Ensuite, vous l’avez souligné, monsieur le secrétaire d’État, un effort d’information devra accompagner la loi pour éviter le non-recours, faute de connaissance du dispositif. Il semble qu’une partie de l’augmentation du nombre d’allocataires ces dernières années résulte d’une meilleure connaissance de ces droits.

Enfin, et peut-être surtout, nous devons nous interroger sur les effets de ces dispositifs sur l’égalité entre les femmes et les hommes, plutôt sur l’inégalité constatée ici encore. En effet, comme le souligne la commission, si les congés peuvent être pris par les deux parents, dans les faits, c’est le parent dont l’emploi est le plus rémunérateur qui se maintient en général en activité, laissant l’autre parent – bien souvent la mère – interrompre son activité afin de se consacrer à l’accompagnement de l’enfant : 92 % des CPP sont pris par des femmes !

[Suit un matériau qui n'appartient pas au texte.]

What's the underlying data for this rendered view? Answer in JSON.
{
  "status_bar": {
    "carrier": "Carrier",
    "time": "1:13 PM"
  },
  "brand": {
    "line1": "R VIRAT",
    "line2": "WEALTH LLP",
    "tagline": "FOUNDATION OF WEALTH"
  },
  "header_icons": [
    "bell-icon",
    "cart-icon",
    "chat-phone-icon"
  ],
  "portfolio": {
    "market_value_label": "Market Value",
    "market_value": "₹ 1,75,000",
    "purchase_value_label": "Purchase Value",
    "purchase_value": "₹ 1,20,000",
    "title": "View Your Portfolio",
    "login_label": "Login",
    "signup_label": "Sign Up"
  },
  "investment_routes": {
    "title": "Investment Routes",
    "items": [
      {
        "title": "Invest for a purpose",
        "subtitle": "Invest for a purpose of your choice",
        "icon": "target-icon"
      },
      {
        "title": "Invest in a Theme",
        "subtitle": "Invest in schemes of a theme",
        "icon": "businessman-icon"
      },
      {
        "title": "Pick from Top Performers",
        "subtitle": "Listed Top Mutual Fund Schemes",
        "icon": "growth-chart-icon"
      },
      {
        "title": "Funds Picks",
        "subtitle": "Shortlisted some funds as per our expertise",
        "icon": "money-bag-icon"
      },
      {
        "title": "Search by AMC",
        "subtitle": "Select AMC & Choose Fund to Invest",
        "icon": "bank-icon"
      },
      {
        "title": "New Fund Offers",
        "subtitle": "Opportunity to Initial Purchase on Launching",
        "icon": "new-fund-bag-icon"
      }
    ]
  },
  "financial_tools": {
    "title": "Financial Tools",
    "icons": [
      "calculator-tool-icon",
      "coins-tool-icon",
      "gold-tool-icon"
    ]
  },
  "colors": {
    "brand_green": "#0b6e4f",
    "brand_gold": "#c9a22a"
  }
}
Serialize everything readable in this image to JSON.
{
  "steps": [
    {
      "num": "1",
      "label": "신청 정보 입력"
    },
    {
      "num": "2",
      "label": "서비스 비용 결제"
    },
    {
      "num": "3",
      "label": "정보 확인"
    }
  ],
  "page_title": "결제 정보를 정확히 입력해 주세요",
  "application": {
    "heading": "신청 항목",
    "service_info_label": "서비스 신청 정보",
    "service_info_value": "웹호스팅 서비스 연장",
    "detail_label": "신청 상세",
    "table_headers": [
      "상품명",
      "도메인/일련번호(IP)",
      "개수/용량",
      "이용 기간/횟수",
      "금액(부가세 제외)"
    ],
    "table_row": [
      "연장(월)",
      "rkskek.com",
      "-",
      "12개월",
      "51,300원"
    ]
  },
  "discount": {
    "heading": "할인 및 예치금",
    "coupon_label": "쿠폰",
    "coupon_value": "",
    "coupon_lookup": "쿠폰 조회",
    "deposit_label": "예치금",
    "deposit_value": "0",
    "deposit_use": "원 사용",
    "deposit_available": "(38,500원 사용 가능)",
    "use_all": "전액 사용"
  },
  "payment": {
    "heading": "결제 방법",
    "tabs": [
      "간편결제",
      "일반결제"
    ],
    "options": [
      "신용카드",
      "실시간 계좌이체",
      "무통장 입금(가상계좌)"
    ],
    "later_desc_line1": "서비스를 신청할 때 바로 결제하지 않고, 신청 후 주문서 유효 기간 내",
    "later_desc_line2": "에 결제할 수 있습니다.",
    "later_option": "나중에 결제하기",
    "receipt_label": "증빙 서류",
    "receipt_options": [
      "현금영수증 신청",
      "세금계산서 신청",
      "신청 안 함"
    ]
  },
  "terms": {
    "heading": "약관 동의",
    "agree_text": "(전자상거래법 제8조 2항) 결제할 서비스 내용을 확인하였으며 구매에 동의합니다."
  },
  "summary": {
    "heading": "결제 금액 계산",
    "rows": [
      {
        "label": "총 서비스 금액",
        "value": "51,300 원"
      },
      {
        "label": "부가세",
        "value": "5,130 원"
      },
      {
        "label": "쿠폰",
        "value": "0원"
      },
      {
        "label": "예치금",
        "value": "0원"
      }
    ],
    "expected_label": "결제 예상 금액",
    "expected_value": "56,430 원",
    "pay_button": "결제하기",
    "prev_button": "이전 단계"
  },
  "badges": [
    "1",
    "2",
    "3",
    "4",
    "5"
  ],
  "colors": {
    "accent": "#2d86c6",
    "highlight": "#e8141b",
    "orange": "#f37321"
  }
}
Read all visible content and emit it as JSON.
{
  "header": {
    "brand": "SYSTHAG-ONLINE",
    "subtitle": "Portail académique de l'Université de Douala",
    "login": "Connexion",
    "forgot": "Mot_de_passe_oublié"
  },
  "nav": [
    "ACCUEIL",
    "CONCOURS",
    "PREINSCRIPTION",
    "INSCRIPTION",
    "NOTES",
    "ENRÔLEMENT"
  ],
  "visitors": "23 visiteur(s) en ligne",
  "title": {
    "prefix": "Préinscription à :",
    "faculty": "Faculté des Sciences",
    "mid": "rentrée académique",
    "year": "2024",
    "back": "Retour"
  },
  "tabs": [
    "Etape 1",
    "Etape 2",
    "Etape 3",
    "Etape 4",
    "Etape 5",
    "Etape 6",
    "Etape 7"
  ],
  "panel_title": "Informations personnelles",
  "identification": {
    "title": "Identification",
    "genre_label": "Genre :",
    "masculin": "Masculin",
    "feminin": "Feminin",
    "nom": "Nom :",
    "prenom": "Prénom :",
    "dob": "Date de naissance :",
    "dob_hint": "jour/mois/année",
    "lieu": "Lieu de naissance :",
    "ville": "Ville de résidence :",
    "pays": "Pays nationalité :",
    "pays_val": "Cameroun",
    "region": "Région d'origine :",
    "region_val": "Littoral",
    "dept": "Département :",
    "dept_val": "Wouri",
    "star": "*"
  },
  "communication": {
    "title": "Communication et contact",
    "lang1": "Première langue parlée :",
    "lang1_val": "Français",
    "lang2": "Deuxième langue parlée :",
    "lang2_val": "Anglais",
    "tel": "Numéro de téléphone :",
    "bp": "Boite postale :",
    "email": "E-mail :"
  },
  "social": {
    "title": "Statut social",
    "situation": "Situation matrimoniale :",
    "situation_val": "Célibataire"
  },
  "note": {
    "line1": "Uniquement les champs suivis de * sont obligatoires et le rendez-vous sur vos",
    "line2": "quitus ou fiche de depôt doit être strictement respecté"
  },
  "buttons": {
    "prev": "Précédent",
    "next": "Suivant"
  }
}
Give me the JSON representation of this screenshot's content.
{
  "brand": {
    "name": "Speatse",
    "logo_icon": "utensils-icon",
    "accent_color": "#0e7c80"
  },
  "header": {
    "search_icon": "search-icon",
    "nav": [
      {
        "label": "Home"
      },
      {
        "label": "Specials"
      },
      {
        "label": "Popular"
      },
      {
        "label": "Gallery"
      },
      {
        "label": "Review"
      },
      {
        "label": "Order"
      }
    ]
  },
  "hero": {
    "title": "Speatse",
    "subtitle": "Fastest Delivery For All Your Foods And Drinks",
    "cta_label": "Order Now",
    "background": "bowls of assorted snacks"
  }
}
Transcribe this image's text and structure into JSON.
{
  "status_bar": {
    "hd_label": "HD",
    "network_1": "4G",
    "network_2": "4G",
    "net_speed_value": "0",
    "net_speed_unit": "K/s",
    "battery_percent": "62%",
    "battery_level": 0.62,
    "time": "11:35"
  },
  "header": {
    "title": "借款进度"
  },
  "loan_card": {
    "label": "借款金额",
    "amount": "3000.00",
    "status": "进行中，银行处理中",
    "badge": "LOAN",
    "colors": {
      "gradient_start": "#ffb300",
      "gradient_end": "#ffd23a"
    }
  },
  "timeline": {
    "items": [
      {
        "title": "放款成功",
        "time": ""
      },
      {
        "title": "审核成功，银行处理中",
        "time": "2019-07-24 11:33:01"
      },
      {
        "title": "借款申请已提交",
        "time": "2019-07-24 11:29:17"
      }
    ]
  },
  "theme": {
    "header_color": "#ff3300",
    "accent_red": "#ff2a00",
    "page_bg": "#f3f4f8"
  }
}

Nous devons nous interroger sur ce fort déséquilibre, à l’origine d’un cercle vicieux. Ces longs congés – 620 jours – ont en effet des conséquences sur le parcours professionnel. À l’instar des congés parentaux, ils présentent le risque sensible d’éloigner du maintien dans l’emploi celles qui le prennent et de peser sur leur retraite plus tard.

Ici encore ce partage inégal est l’une des conséquences des inégalités salariales et professionnelles entre les femmes et les hommes. Rappelons que depuis hier, le 3 novembre, les femmes ont en quelque sorte cessé d’être rémunérées et qu’elles ne le seront plus jusqu’au 31 décembre prochain. Cette date matérialise l’écart salarial entre les hommes et les femmes, elle est en quelque sorte le jour du dépassement de l’égalité.

Pour améliorer le dispositif, il faudrait mettre fin à l’allocation forfaitaire et instaurer un véritable revenu de remplacement permettant d’ouvrir le choix aux deux parents – le père est aussi volontaire – d’accompagner leur enfant.

Cette loi fait avancer la société, mais nous devons parallèlement rendre effective l’égalité salariale, si nous voulons dépasser l’impuissance devant le constat d’un congé pris uniquement par les mères, renforçant la persistance de rôles parentaux différenciés. (Applaudissements sur les travées des groupes GEST, SER, CRCE et RDSE.)